After the death of Guan Yu, he was gradually deified through generations, and was widely praised and honored with numerous posthumous titles throughout the rest of the Imperial Period of China. Guan Yu was frequently revered as “Duke Guan (Guan Gong)” by people, and was even bestowed with the title “Guan the Holy Great Deity; God of War Manifesting Benevolence, Bravery and Prestige; Protector of the Country and Defender of the People; Prow and Honest Supporter of Peace and Reconciliation; Promoter of Morality, Loyalty and Righteousness” in the Qing Dynasty. He was further revered and worshiped as the “Saint of War”, which is of the same rank as Confucius who was honored the “Saint of Culture”. At this point, the cultural status and influence of Guan Yu as a military general in ancient Chinese history reached its peak.

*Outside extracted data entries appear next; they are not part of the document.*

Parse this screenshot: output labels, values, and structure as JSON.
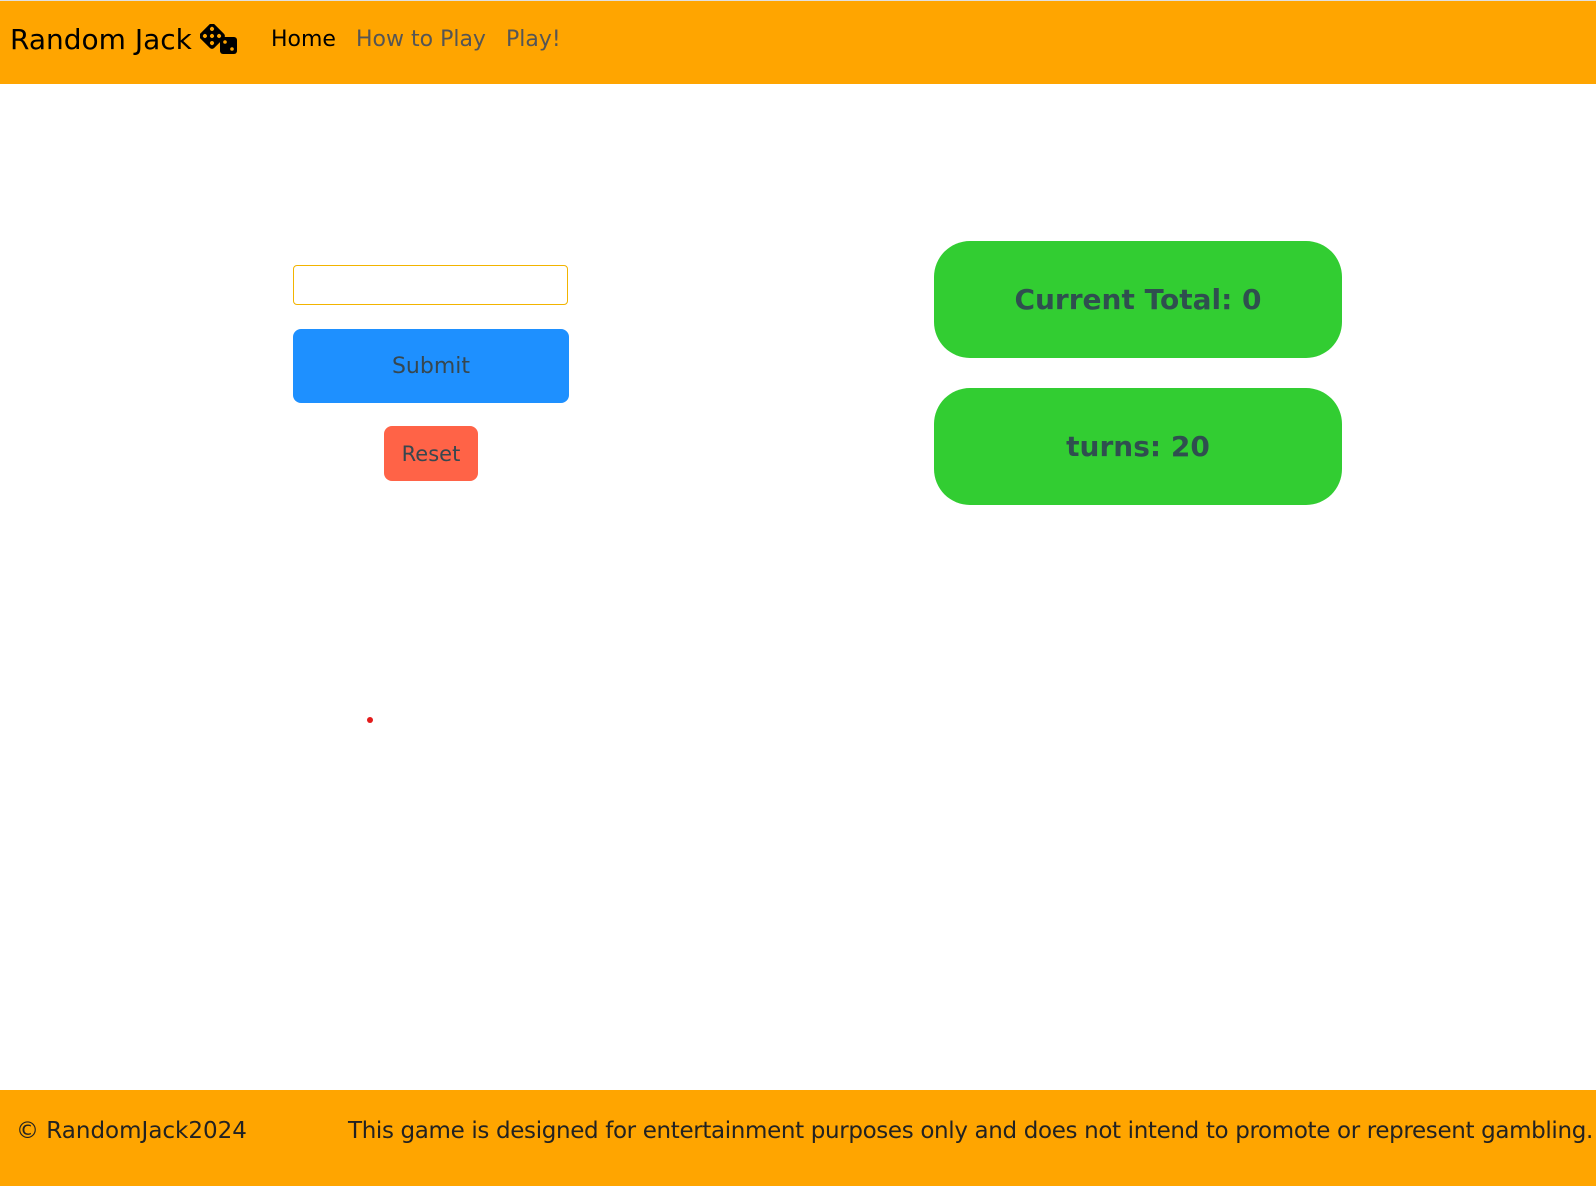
{
  "navbar": {
    "brand": "Random Jack",
    "brand_icon": "dice-icon",
    "links": [
      {
        "label": "Home",
        "active": true
      },
      {
        "label": "How to Play",
        "active": false
      },
      {
        "label": "Play!",
        "active": false
      }
    ]
  },
  "game": {
    "input_value": "",
    "submit_label": "Submit",
    "reset_label": "Reset",
    "current_total": "Current Total: 0",
    "turns": "turns: 20"
  },
  "footer": {
    "copyright": "© RandomJack2024",
    "disclaimer": "This game is designed for entertainment purposes only and does not intend to promote or represent gambling."
  },
  "colors": {
    "navbar_bg": "#FFA500",
    "submit_bg": "#1E90FF",
    "reset_bg": "#FF6347",
    "stat_bg": "#32CD32",
    "stat_text": "#2F4F4F"
  }
}
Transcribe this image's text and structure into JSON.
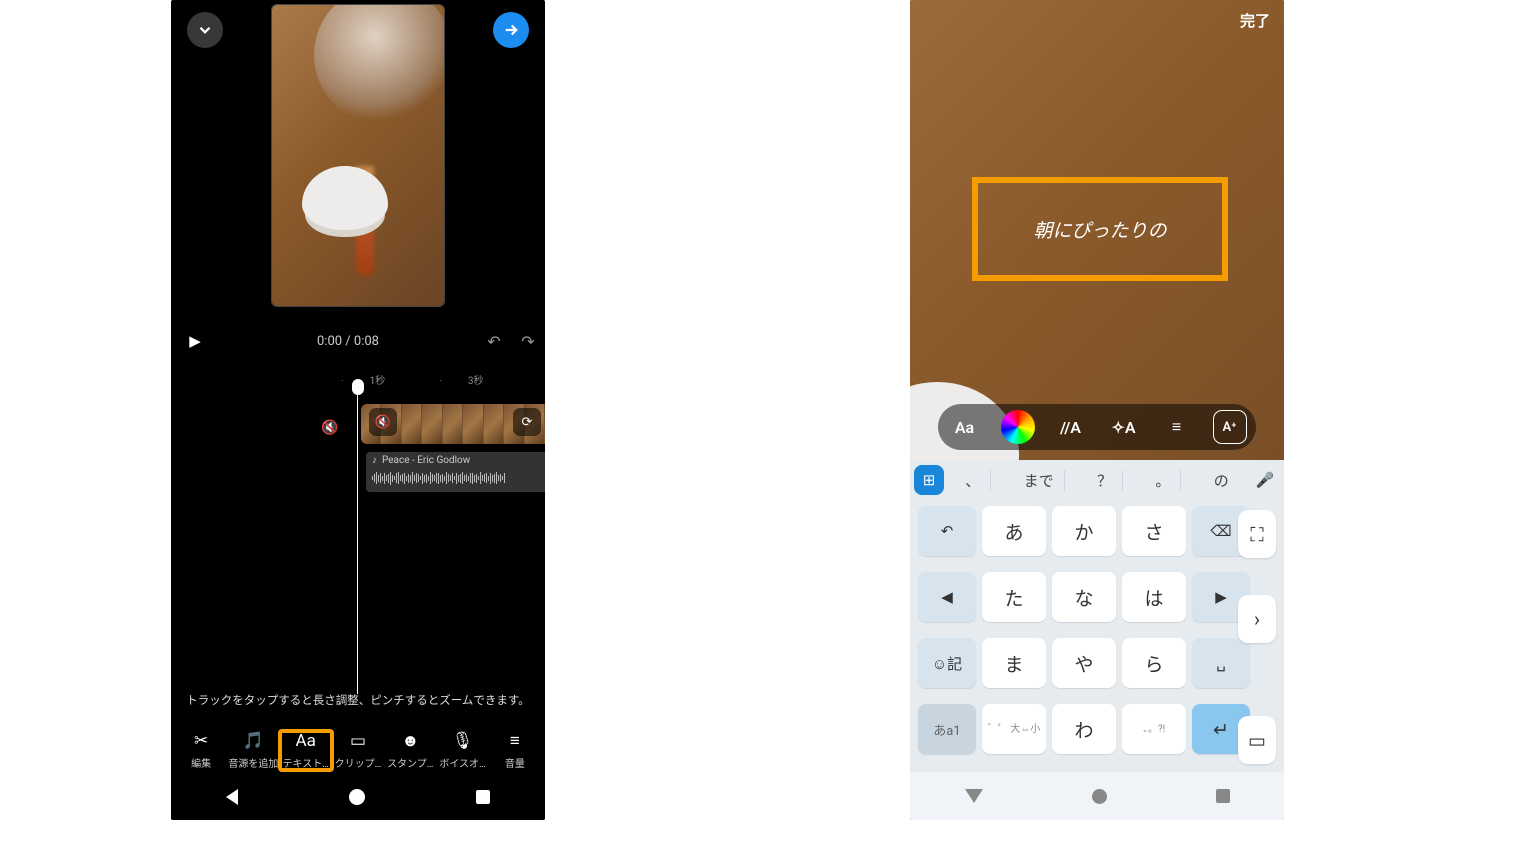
{
  "left": {
    "time": "0:00 / 0:08",
    "ticks": [
      "1秒",
      "3秒"
    ],
    "audio_track": "Peace - Eric Godlow",
    "hint": "トラックをタップすると長さ調整、ピンチするとズームできます。",
    "tools": [
      {
        "icon": "✂",
        "label": "編集"
      },
      {
        "icon": "🎵",
        "label": "音源を追加"
      },
      {
        "icon": "Aa",
        "label": "テキスト…"
      },
      {
        "icon": "▭",
        "label": "クリップ…"
      },
      {
        "icon": "☻",
        "label": "スタンプ…"
      },
      {
        "icon": "🎙",
        "label": "ボイスオ…"
      },
      {
        "icon": "≡",
        "label": "音量"
      }
    ]
  },
  "right": {
    "done": "完了",
    "text_input": "朝にぴったりの",
    "style_bar": [
      "Aa",
      "color",
      "//A",
      "✧A",
      "≡",
      "A⁺"
    ],
    "suggestions": [
      "、",
      "まで",
      "？",
      "。",
      "の"
    ],
    "keyboard": {
      "rows": [
        [
          "↶",
          "あ",
          "か",
          "さ",
          "⌫"
        ],
        [
          "◀",
          "た",
          "な",
          "は",
          "▶"
        ],
        [
          "☺記",
          "ま",
          "や",
          "ら",
          "␣"
        ],
        [
          "あa1",
          "゛゜ 大⇔小",
          "わ",
          "、。?!",
          "↵"
        ]
      ]
    }
  }
}
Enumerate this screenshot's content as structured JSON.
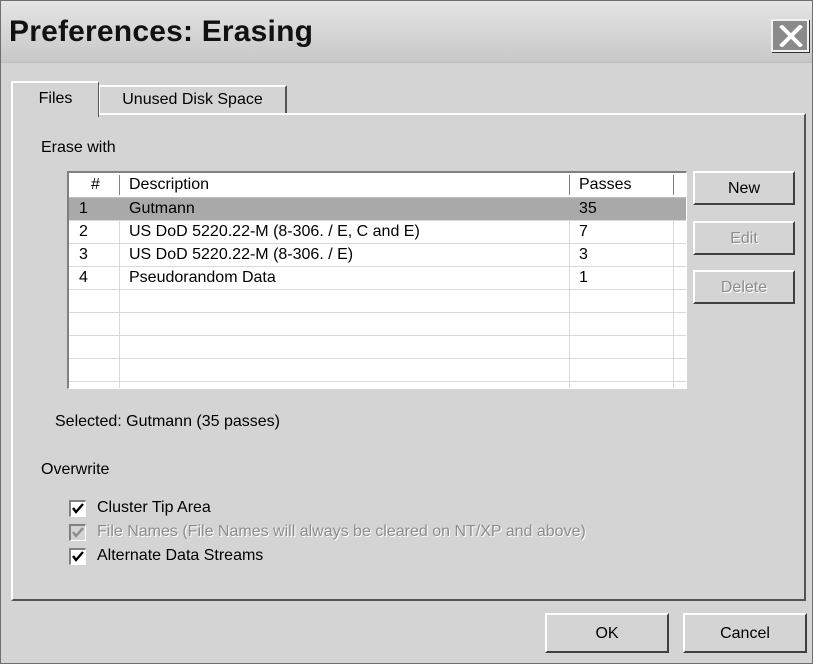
{
  "window": {
    "title": "Preferences: Erasing",
    "close_icon": "close-icon"
  },
  "tabs": [
    {
      "label": "Files",
      "active": true
    },
    {
      "label": "Unused Disk Space",
      "active": false
    }
  ],
  "erase_section": {
    "label": "Erase with",
    "columns": [
      "#",
      "Description",
      "Passes"
    ],
    "rows": [
      {
        "num": "1",
        "description": "Gutmann",
        "passes": "35",
        "selected": true
      },
      {
        "num": "2",
        "description": "US DoD 5220.22-M (8-306. / E, C and E)",
        "passes": "7",
        "selected": false
      },
      {
        "num": "3",
        "description": "US DoD 5220.22-M (8-306. / E)",
        "passes": "3",
        "selected": false
      },
      {
        "num": "4",
        "description": "Pseudorandom Data",
        "passes": "1",
        "selected": false
      }
    ],
    "selected_text": "Selected: Gutmann (35 passes)",
    "buttons": {
      "new": "New",
      "edit": "Edit",
      "delete": "Delete"
    }
  },
  "overwrite": {
    "label": "Overwrite",
    "options": [
      {
        "label": "Cluster Tip Area",
        "checked": true,
        "enabled": true
      },
      {
        "label": "File Names (File Names will always be cleared on NT/XP and above)",
        "checked": true,
        "enabled": false
      },
      {
        "label": "Alternate Data Streams",
        "checked": true,
        "enabled": true
      }
    ]
  },
  "footer": {
    "ok": "OK",
    "cancel": "Cancel"
  }
}
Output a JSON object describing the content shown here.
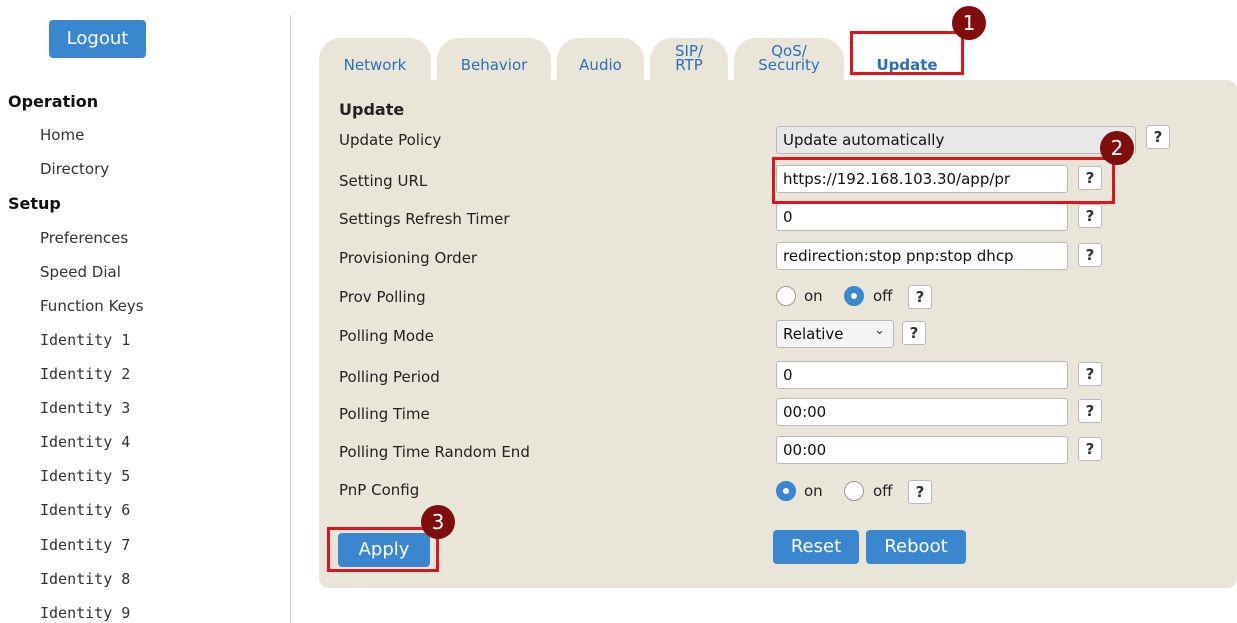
{
  "sidebar": {
    "logout_label": "Logout",
    "operation_heading": "Operation",
    "operation_items": [
      "Home",
      "Directory"
    ],
    "setup_heading": "Setup",
    "setup_items": [
      "Preferences",
      "Speed Dial",
      "Function Keys",
      "Identity 1",
      "Identity 2",
      "Identity 3",
      "Identity 4",
      "Identity 5",
      "Identity 6",
      "Identity 7",
      "Identity 8",
      "Identity 9"
    ]
  },
  "tabs": [
    {
      "line1": "Network",
      "line2": ""
    },
    {
      "line1": "Behavior",
      "line2": ""
    },
    {
      "line1": "Audio",
      "line2": ""
    },
    {
      "line1": "SIP/",
      "line2": "RTP"
    },
    {
      "line1": "QoS/",
      "line2": "Security"
    },
    {
      "line1": "Update",
      "line2": ""
    }
  ],
  "active_tab": "Update",
  "section_title": "Update",
  "fields": {
    "update_policy": {
      "label": "Update Policy",
      "value": "Update automatically"
    },
    "setting_url": {
      "label": "Setting URL",
      "value": "https://192.168.103.30/app/pr"
    },
    "settings_refresh_timer": {
      "label": "Settings Refresh Timer",
      "value": "0"
    },
    "provisioning_order": {
      "label": "Provisioning Order",
      "value": "redirection:stop pnp:stop dhcp"
    },
    "prov_polling": {
      "label": "Prov Polling",
      "on_label": "on",
      "off_label": "off",
      "selected": "off"
    },
    "polling_mode": {
      "label": "Polling Mode",
      "value": "Relative"
    },
    "polling_period": {
      "label": "Polling Period",
      "value": "0"
    },
    "polling_time": {
      "label": "Polling Time",
      "value": "00:00"
    },
    "polling_time_random_end": {
      "label": "Polling Time Random End",
      "value": "00:00"
    },
    "pnp_config": {
      "label": "PnP Config",
      "on_label": "on",
      "off_label": "off",
      "selected": "on"
    }
  },
  "help_glyph": "?",
  "chevron_glyph": "⌄",
  "buttons": {
    "apply": "Apply",
    "reset": "Reset",
    "reboot": "Reboot"
  },
  "markers": [
    "1",
    "2",
    "3"
  ],
  "colors": {
    "accent": "#3a87cf",
    "panel": "#e9e5d8",
    "highlight": "#e0141e",
    "marker": "#7f0d0d"
  }
}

In the regions where the traditional Chinese culture has been well preserved, people can easily find various statues of Guan Yu being enshrined and worshiped as the “Saint of War”. Since Guan Yu has been largely respected as an epitome and embodiment of “loyalty, filial piety, benevolence, righteousness”, he is a deity widely worshiped and revered in Chinese Buddhism, Taoism and Confucianism. Guan Yu has also been worshiped as the “Martial God of Wealth”, meaning he can bring wealth and good fortune and ward off the evils to keep houses safe. In addition, Guan Yu is the exact epitome of “integrity” and has, therefore, been widely deified and revered as a holy deity by Chinese folk merchants, police officers, and entrepreneurs who regard him as a role model in their pursuit of mutual respect and win-win cooperation.
The extensive use of paper in the artworks of the artist Shin Ho Yoon is a subtle expression of the particularity of paper as a material. A single piece of white paper often leaves us an impression of being thin, fragile and extremely delicate. However, the viewers will experience a totally different feeling of the paper embodied in the artworks of Shin. More interestingly, he uses layers of stainless steel in his artworks in the same way as paper works. Paper and metal are both the opposite extreme of each other in terms of texture, and yet are able to shape and depict the same figure in an integrated manner, inevitably sparking more in-depth thinking in different dimensions.
Among all the forms of artistic creation of Shin, the most unique one is the expression of relation of hollow structures within the artworks, featuring the sculpture-like shapes and yet being different from real sculptures made of wood or marble. When people look at these artworks from different angles, they can suddenly experience a conflict with their own memory of the symbols they have been familiar with. Although an artwork is simply the ultimate depiction of the symbol they are known, the outcome of this depiction may trick them into having a totally different perception of this artwork.
Asian Art Works is honored to hold Shin Ho Yoon’s solo exhibition, featuring Guan Yu as the core symbol, to demonstrate his recent works from There is no essence series. With the unique artistic creation by Shin, the multi-dimensional space is neatly integrated into the artworks themselves, bringing us once familiar and yet fresh new artistic depictions of Guan Yu.